= Tommy Carberry =

Irish jockey and trainer (1941–2017)

Thomas Carberry (15 September 1941 – 12 July 2017) was an Irish jockey who rode mostly in National Hunt races. He was Irish jump racing Champion Jockey four times. He is best known for winning the 1975 Grand National on L'Escargot. He rode a total of 16 Cheltenham Festival winners, including L'Escargot in the 1970 and 1971 Gold Cup and Ten Up in the 1975 Gold Cup. After retiring from race riding in 1982 he became a trainer and in 1999 saddled Bobbyjo to win the Grand National.

==Career==
At the age of fifteen Carberry was apprenticed to trainer Jimmy Lenehan and rode his first winner on Ben Beoch in 1958. He went on to win the champion apprentice jockey title in 1959. He then moved to the yard of National Hunt trainer Dan Moore, where he remained as stable jockey for the rest of his career. In 1962 he rode his first winner at the Cheltenham Festival on the Moore-trained Tripacer in the Supreme Novices' Hurdle.

Carberry won the 1970 and 1971 Cheltenham Gold Cup on L'Escargot, trained by Moore and owned by Raymond Guest, former American ambassador to Ireland. In 1972 he partnered L'Escargot in the Grand National but did not get further than the third fence, where the horse was brought down. In the 1973 Grand National they came third, the following year they came second and in 1975 they won the race. Carberry also won the 1975 Irish Grand National on Brown Lad and the 1975 Cheltenham Gold Cup on Ten Up, thus becoming the first jockey to win the Aintree and Irish Grand Nationals and the Cheltenham Gold Cup in a season.

Carberry won a total of sixteen races at the Cheltenham Festival, his final victory coming in 1982 on The Brockshee, in the Arkle Challenge Trophy. He was Irish champion jump jockey in 1973, 1974, 1975 (joint) and 1976. He also rode on the flat, winning the Irish Champion Stakes on Fordham for trainer Vincent O'Brien in 1979.

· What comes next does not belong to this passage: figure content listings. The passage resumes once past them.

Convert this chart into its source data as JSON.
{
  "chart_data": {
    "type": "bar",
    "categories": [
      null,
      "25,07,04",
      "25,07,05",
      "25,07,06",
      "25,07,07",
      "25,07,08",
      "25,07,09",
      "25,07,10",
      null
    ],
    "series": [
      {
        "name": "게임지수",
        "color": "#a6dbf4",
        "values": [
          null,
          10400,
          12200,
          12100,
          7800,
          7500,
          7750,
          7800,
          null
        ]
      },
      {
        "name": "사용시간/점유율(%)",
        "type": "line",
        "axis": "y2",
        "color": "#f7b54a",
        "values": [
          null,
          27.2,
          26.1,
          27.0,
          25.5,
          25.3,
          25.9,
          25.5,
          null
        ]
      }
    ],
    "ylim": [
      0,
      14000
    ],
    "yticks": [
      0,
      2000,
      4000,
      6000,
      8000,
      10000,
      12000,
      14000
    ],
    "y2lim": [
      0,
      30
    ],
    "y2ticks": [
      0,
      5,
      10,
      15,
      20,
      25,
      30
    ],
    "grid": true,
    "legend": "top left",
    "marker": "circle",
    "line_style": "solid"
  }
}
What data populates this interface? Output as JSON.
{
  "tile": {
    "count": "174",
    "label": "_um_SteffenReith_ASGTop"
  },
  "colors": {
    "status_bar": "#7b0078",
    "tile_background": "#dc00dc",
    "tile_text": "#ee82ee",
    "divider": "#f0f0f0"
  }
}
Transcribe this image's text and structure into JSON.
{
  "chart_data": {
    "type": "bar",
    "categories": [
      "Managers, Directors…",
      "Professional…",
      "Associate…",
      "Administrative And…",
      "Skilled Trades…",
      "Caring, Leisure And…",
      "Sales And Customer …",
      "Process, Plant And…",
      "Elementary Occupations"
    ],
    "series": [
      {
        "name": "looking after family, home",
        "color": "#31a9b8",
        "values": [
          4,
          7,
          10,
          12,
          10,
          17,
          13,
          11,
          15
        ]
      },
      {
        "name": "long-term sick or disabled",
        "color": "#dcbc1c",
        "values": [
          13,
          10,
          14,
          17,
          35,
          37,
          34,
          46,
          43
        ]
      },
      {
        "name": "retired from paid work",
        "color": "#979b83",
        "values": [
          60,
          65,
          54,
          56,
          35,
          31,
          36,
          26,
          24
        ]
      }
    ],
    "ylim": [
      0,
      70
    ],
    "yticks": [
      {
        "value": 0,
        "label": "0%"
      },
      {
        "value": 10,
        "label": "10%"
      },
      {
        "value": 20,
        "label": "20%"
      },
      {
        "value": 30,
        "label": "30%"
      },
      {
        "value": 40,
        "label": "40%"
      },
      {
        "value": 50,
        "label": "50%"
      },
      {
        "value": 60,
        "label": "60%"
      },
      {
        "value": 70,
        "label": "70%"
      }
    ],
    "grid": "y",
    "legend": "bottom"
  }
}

After retiring as a jockey following injury in a fall in 1982, Carberry began training at Ratoath, County Meath. He saddled the winner of the 1999 Grand National Bobbyjo, ridden by his son Paul Carberry. It was the first time an Irish trained horse had won the race since L'Escargot in 1975. Bobbyjo also won the 1998 Irish Grand National.

==Personal life==
Born near Ratoath, County Meath, Carberry married Pamela Moore, the daughter of trainer Dan Moore, in 1970. Their children are: Thomas, Paul, Philip, Nina, Mark and Peter John. Paul won the 1998 Irish Grand National and the 1999 Aintree Grand National on Bobbyjo, trained by his father. Philip won the Irish Grand National in 2006 and Nina won in 2011. Mark is the only one of Tommy's children that was not a jockey or trainer. Carberry died after suffering a stroke and battling dementia on 12 July 2017, aged 75.